D. VESICAL DYSFUNCTION FOLLOWING
POSTERIOR ROOT DEGENERATION
Special mention may be made of the dysfunction of the bladder following destruction
or degeneration of all sacral posterior roots. This is seldom found in traumatic lesions in
its classical form but is often associated with tabes dorsalis and diabetic neuropathy. The
loss of sensibility results in loss of desire to urinate and consequently the bladder becomes
increasingly distended and atonic. Voiding occurs in the form of continuous dribbling
incontinence. The cystometric curve is flat with a shift to the right.

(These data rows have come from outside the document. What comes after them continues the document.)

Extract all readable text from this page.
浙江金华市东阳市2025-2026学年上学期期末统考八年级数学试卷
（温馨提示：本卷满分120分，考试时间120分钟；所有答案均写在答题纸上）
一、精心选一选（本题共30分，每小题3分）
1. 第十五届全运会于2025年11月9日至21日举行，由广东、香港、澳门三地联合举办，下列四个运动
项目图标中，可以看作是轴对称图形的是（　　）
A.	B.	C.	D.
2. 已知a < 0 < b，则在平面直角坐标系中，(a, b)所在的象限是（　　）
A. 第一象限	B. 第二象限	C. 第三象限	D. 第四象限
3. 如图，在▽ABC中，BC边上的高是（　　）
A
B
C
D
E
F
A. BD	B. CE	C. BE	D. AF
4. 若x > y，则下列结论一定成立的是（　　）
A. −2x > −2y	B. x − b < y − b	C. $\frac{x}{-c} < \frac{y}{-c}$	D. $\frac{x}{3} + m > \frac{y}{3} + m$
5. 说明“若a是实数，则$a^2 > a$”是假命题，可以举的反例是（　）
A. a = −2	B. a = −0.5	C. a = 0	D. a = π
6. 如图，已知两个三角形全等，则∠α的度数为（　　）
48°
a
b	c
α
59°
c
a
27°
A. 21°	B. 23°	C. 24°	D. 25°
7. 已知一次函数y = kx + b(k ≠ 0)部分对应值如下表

MANAGEMENT AND RECONDITIONING OF
BLADDER DYSFUNCTION
GENERAL CONSIDERATIONS
This represents a complex process of re-adjustment of the bladder function to the
neurological deficit. In this process, urinary retention as well as urinary incontinence
has to be considered. The sooner and the more in detail the patient is made aware of his
individual type of bladder dysfunction, the sooner he may become conscious of his own
responsibility and active co-operation in overcoming his vesical disability, especially in
later stages when he has regained his upright position and is up and about in his wheel-
chair or when his walking capability is restored.
The aims of the management in any stage of bladder paralysis are as follows:
1
Prevention of infection.
2 Prevention of overdistension of the bladder.
3
Prevention of local damage to urethra and bladder by manual expression, instru
mentation, irrigations with irritant chemical solutions and artificial drainage.

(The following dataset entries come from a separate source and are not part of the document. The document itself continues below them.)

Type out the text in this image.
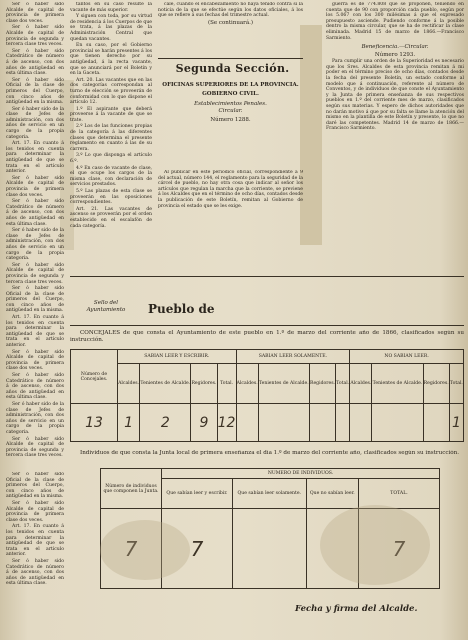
Ser ó haber sido Alcalde de capital de provincia de primera clase dos veces.

Ser ó haber sido Alcalde de capital de provincia de segunda y tercera clase tres veces.

Ser ó haber sido Catedrático de número á de ascenso, con dos años de antigüedad en esta última clase.

Ser ó haber sido Oficial de la clase de primeros del Cuerpo, con cinco años de antigüedad en la misma.

Ser ó haber sido de la clase de Jefes de administración, con dos años de servicio en un cargo de la propia categoria.

Art. 17. En cuanto á los tenidos en cuenta para determinar la antigüedad de que se trata en el artículo anterior.

Ser ó haber sido Alcalde de capital de provincia de primera clase dos veces.

Ser ó haber sido Catedrático de número á de ascenso, con dos años de antigüedad en esta última clase.

Ser ó haber sido de la clase de Jefes de administración, con dos años de servicio en un cargo de la propia categoria.

Ser ó haber sido Alcalde de capital de provincia de segunda y tercera clase tres veces.

Ser ó haber sido Oficial de la clase de primeros del Cuerpo, con cinco años de antigüedad en la misma.

Art. 17. En cuanto á los tenidos en cuenta para determinar la antigüedad de que se trata en el artículo anterior.

Ser ó haber sido Alcalde de capital de provincia de primera clase dos veces.

Ser ó haber sido Catedrático de número á de ascenso, con dos años de antigüedad en esta última clase.

Ser ó haber sido de la clase de Jefes de administración, con dos años de servicio en un cargo de la propia categoria.

Ser ó haber sido Alcalde de capital de provincia de segunda y tercera clase tres veces.

tantos en su caso resulte la vacante de más superior.

Y siguen con toda, por su virtud de residencia á los Cuerpos de que se trata, á las plazas de la Administración Central que quedan vacantes.

En su caso, por el Gobierno provincial se harán presentes á los que tienen derecho por su antigüedad, á la recta vacante, que se anunciará por el Boletín y en la Gaceta.

Art. 20. Las vacantes que en las dos categorías correspondan al turno de elección se proveerán de conformidad con lo que dispone el artículo 12.

1.º El aspirante que deberá proveerse á la vacante de que se trate.

2.º Los de las funciones propias de la categoría á las diferentes clases que determina el presente reglamento en cuanto á las de su carrera.

3.º Lo que disponga el artículo 6.º.

4.º En caso de vacante de clase, el que ocupe los cargos de la misma clase, con declaración de servicios prestados.

5.º Las plazas de esta clase se proveerán en las oposiciones correspondientes.

Art. 21. Las vacantes de ascenso se proveerán por el orden establecido en el escalafón de cada categoría.

cale, cuando el encabezamiento no haya tenido contra si la noticia de la que se efectúe según los datos oficiales, á los que se refiere á sus fechas del trimestre actual.

(Se continuará.)

Segunda Sección.
OFICINAS SUPERIORES DE LA PROVINCIA.
GOBIERNO CIVIL.
Establecimientos Penales.
Circular.
Número 1288.

Al publicar en este periódico oficial, correspondiente á 9 del actual, número 144, el reglamento para la seguridad de la cárcel de pueblo, no hay otra cosa que indicar al señor los artículos que regulan la marcha que la corriente, se previene á los Alcaldes que en el término de ocho días, contados desde la publicación de este Boletín, remitan al Gobierno de provincia el estado que se les exige.

guerra es de 774.808 que se proponen, teniendo en cuenta que de 90 con proporción cada pueblo, según por los 5.067 con los 300 milésimas á que el expresado presupuesto asciende. Pudiendo conforme á la posible dentro la misma circular, que se ha de rectificar la clase eliminada. Madrid 15 de marzo de 1866.—Francisco Sarmiento.

Beneficencia.—Circular.

Número 1293.

Para cumplir una orden de la Superioridad es necesario que los Sres. Alcaldes de esta provincia remitan á mi poder en el término preciso de ocho días, contados desde la fecha del presente Boletín, un estado conforme al modelo que á continuación, referente al número de Conventos, y de individuos de que conste el Ayuntamiento y la Junta de primera enseñanza de sus respectivos pueblos en 1.º del corriente mes de marzo, clasificados según sus materias. Y espero de dichos autoridades que no darán motivo á que por su falta se llame la atención del mismo en la plantilla de este Boletín y presente, lo que no daré las competentes. Madrid 14 de marzo de 1866.—Francisco Sarmiento.

Pueblo de
Sello del Ayuntamiento
CONCEJALES de que consta el Ayuntamiento de este pueblo en 1.º de marzo del corriente año de 1866, clasificados según su instrucción.
Número de Concejales.	SABIAN LEER Y ESCRIBIR.				SABIAN LEER SOLAMENTE.				NO SABIAN LEER.			
	Alcaldes.	Tenientes de Alcalde.	Regidores.	Total.	Alcaldes.	Tenientes de Alcalde.	Regidores.	Total.	Alcaldes.	Tenientes de Alcalde.	Regidores.	Total.
13	1	2	9	12								1
Individuos de que consta la Junta local de primera enseñanza el día 1.º de marzo del corriente año, clasificados según su instrucción.
Número de individuos que componen la Junta.	NUMERO DE INDIVIDUOS.			
	Que sabían leer y escribir.	Que sabían leer solamente.	Que no sabían leer.	TOTAL.
7	7			7
Fecha y firma del Alcalde.

Ser ó haber sido Oficial de la clase de primeros del Cuerpo, con cinco años de antigüedad en la misma.

Ser ó haber sido Alcalde de capital de provincia de primera clase dos veces.

Art. 17. En cuanto á los tenidos en cuenta para determinar la antigüedad de que se trata en el artículo anterior.

Ser ó haber sido Catedrático de número á de ascenso, con dos años de antigüedad en esta última clase.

4 Maintenance or restoration of a satisfactory bladder capacity.
5
To make the patient catheter-free as soon as possible by restoring in incomplete cord
lesions efficient volitional or, in complete lesions, reflex micturition per urethram with
no or the least possible degree of residual urine or incontinence. In conus-cauda equina
lesions, efficient micturition should be accomplished by training and development of
strong power of the abdominal muscles.
These aims reveal at once the multiple tasks and profound responsibility which
confronts every physician or surgeon who is dealing with spinal paraplegic and tetraplegic
patients both in acute and later stages of bladder paralysis. Today, these unfortunate
people have the right to expect the best and not the second best treatment—i.e. the
employment of those methods of management which from all experience have proved
the most efficient to accomplish the desired aims, in particular the prevention of infection.